VI. O recuo e o retorno da origem
O último traço que caracteriza, ao mesmo tempo, o modo de ser do homem e a reflexão que a ele se dirige é a relação com a origem.
Relação muito diferente daquela que o pensamento clássico tentava estabelecer nas suas gêneses ideais. Reencontrar a origem, no século XVIII, era recolocar-se o mais perto possível da pura e simples reduplicação da representação:
- pensava-se a economia a partir da troca, porque nesta as duas representações que cada um dos parceiros fazia de sua propriedade e da do outro eram equivalentes;
- oferecendo a satisfação de dois desejos quase idênticos, elas eram, em suma, “semelhantes”.
Pensava-se a ordem da natureza, antes de qualquer catástrofe, como um quadro onde os seres se sucederiam numa ordem tão cerrada e numa trama tão contínua que, de um ponto a outro dessa sucessão, dar-se-ia um deslocamento no interior de uma quase-identidade, e, de uma extremidade a outra, estar-se-ia sendo conduzido através da superfície lisa do “semelhante”.

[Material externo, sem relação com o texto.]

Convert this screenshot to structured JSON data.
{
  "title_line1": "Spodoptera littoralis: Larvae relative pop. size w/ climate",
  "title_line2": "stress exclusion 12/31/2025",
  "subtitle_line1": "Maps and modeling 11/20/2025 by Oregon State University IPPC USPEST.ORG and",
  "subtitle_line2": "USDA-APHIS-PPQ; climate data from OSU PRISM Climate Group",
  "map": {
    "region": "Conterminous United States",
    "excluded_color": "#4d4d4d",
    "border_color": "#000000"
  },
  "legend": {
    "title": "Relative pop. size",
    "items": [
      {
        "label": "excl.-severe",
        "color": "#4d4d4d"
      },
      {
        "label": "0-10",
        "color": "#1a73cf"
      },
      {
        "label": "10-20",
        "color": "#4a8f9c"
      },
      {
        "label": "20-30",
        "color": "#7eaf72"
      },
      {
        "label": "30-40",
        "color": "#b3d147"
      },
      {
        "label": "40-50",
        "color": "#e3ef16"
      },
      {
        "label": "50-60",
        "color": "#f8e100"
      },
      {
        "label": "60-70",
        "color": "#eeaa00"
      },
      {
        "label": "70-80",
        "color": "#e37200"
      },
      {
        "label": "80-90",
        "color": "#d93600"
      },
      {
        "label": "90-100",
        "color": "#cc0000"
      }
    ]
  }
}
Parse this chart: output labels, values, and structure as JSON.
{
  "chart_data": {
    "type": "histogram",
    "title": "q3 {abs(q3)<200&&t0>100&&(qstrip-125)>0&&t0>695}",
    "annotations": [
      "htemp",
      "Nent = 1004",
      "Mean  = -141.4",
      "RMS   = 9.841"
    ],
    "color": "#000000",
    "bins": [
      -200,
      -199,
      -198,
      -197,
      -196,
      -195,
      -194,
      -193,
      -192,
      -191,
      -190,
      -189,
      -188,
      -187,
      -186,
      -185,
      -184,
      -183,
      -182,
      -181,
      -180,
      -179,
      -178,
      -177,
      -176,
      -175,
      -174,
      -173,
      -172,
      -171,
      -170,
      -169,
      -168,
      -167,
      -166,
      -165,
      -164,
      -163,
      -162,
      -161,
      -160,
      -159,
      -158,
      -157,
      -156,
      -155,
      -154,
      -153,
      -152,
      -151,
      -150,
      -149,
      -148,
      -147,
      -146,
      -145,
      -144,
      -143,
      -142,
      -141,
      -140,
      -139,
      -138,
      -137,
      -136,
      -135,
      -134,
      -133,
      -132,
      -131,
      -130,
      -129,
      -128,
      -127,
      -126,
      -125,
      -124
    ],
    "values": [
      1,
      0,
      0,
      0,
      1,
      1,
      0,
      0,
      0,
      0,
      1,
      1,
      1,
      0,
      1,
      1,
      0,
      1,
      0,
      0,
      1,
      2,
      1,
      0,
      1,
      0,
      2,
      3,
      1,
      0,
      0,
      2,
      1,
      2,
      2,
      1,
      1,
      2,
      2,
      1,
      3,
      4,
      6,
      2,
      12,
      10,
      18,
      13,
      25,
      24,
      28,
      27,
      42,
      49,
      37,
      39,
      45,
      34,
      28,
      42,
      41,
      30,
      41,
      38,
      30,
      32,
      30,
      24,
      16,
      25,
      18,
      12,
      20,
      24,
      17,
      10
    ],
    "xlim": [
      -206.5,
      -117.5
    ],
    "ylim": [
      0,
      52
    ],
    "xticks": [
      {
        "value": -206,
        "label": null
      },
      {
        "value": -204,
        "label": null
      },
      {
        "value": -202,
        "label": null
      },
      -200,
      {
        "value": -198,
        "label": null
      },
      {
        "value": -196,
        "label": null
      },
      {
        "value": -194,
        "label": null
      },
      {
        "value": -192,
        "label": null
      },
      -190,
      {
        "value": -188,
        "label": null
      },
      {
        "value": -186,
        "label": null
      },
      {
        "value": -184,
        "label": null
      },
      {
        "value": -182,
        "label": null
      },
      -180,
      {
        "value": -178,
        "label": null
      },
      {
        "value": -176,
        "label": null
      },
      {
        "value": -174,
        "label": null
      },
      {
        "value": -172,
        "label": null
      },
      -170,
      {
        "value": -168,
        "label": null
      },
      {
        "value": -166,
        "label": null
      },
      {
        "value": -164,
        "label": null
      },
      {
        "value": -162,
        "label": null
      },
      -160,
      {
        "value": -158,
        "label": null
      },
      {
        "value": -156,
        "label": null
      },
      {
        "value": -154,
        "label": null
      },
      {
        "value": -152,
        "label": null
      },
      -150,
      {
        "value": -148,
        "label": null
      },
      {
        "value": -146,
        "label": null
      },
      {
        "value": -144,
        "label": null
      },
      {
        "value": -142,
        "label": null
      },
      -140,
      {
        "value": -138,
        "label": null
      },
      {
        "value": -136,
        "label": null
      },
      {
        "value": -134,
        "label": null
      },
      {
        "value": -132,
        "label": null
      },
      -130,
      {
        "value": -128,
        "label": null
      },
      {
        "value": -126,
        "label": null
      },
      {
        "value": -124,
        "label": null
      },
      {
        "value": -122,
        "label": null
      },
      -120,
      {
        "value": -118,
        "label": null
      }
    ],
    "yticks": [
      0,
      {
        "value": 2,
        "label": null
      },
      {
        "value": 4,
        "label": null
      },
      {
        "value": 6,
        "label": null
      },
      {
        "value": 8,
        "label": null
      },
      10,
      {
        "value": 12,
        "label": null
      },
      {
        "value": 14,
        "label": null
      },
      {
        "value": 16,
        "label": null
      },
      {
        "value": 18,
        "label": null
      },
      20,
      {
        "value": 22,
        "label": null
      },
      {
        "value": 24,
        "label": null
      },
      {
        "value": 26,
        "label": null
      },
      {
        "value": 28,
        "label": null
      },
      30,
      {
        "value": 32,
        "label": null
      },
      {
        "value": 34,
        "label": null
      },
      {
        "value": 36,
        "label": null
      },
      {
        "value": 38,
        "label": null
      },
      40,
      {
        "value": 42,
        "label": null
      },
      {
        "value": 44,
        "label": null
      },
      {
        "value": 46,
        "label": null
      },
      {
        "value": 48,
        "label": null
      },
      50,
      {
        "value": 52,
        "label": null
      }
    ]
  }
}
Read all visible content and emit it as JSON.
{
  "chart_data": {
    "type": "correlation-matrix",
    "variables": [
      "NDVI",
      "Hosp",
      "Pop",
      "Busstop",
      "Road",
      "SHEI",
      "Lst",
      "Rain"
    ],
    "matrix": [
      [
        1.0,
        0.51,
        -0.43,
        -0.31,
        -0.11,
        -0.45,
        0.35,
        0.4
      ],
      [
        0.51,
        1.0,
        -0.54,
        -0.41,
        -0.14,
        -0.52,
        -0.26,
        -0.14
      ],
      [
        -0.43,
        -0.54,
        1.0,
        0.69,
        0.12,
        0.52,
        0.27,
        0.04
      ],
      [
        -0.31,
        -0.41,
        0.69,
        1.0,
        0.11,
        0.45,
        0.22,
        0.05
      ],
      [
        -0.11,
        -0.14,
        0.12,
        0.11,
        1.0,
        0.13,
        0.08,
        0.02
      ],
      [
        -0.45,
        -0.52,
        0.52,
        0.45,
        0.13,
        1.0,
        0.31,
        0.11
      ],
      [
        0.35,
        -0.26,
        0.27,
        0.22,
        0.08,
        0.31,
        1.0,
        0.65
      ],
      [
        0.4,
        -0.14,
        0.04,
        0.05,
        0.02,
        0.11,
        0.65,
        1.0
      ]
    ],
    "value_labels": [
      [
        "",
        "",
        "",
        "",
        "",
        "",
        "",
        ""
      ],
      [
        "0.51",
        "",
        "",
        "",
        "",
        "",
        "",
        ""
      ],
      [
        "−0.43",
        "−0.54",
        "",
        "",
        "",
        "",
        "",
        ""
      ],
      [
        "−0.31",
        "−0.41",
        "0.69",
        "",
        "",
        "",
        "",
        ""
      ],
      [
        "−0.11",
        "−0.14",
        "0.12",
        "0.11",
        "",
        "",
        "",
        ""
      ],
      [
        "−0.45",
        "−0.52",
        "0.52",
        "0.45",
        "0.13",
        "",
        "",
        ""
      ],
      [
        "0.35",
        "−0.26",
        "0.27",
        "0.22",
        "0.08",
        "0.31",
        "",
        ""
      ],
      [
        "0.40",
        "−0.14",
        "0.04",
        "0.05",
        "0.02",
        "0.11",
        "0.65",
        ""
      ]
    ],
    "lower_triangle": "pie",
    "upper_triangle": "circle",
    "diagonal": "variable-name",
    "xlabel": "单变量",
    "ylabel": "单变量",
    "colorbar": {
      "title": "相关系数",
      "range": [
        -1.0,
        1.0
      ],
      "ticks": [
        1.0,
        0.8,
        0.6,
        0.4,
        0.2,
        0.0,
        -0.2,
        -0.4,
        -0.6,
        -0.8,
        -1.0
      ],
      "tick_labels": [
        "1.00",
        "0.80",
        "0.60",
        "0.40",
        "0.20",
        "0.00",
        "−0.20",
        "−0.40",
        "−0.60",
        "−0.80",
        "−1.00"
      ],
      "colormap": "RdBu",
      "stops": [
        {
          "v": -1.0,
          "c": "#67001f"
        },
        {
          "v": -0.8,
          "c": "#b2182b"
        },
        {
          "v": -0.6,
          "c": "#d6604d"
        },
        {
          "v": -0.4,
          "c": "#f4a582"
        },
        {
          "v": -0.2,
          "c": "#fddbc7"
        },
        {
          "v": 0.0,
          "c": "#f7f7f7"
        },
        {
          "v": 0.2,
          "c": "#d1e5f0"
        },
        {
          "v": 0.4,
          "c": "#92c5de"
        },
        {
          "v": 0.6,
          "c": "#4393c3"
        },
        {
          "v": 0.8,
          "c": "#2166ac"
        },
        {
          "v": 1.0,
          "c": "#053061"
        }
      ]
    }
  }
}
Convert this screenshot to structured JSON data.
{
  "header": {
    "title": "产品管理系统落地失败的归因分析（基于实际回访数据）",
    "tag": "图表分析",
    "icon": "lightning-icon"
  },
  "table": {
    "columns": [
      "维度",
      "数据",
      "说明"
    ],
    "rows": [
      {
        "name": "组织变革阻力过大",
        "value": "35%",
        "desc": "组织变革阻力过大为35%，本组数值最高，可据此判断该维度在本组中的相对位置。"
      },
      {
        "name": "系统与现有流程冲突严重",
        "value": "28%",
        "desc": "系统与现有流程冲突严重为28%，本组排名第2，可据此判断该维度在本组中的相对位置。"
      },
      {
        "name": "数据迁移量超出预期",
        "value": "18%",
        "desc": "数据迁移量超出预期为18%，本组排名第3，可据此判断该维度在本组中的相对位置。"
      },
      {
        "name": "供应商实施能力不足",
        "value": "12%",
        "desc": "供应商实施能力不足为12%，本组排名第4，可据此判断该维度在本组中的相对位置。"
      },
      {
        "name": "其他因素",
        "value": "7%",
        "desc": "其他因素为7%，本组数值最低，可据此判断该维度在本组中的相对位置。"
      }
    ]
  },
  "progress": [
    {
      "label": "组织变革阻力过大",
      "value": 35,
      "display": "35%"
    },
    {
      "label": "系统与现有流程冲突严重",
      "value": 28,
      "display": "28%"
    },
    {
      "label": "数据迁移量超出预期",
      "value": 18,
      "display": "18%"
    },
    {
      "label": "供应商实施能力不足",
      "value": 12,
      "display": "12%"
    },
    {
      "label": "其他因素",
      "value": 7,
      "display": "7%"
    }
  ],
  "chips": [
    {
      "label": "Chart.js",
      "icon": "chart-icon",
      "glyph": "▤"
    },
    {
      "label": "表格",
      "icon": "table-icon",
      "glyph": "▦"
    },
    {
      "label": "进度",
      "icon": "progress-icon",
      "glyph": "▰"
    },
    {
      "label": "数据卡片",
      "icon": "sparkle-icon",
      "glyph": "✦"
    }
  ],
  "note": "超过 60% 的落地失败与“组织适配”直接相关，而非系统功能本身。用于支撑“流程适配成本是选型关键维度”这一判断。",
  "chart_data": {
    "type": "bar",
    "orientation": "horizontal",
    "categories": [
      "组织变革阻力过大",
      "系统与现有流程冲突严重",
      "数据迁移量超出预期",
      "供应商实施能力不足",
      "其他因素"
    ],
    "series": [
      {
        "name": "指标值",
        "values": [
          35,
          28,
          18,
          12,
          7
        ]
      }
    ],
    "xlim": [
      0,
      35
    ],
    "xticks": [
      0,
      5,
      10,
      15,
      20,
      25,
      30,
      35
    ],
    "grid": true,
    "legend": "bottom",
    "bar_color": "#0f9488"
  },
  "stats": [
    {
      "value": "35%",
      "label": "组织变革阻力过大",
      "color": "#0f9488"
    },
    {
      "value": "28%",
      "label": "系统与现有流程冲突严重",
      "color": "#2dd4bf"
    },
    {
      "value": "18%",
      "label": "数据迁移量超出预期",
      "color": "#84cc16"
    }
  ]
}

Pensava-se a origem da linguagem como a transparência entre a representação de uma coisa e a representação do grito, do som, da mímica (da linguagem de ação) que a acompanhava.
Enfim, a origem do conhecimento era buscada do lado dessa sequência pura de representações – sequência tão perfeita e tão linear, que a segunda tinha substituído a primeira sem que se tomasse consciência disso, uma vez que ela não lhe era simultânea, que não era possível estabelecer entre as duas uma diferença e que não se podia experimentar a seguinte senão como “semelhante” à primeira; e somente quando aparecia uma sensação mais “semelhante” a uma precedente do que todas as outras, é que a reminiscência podia exercer-se, a imaginação representar novamente uma representação e o conhecimento firmar-se nessa reduplicação.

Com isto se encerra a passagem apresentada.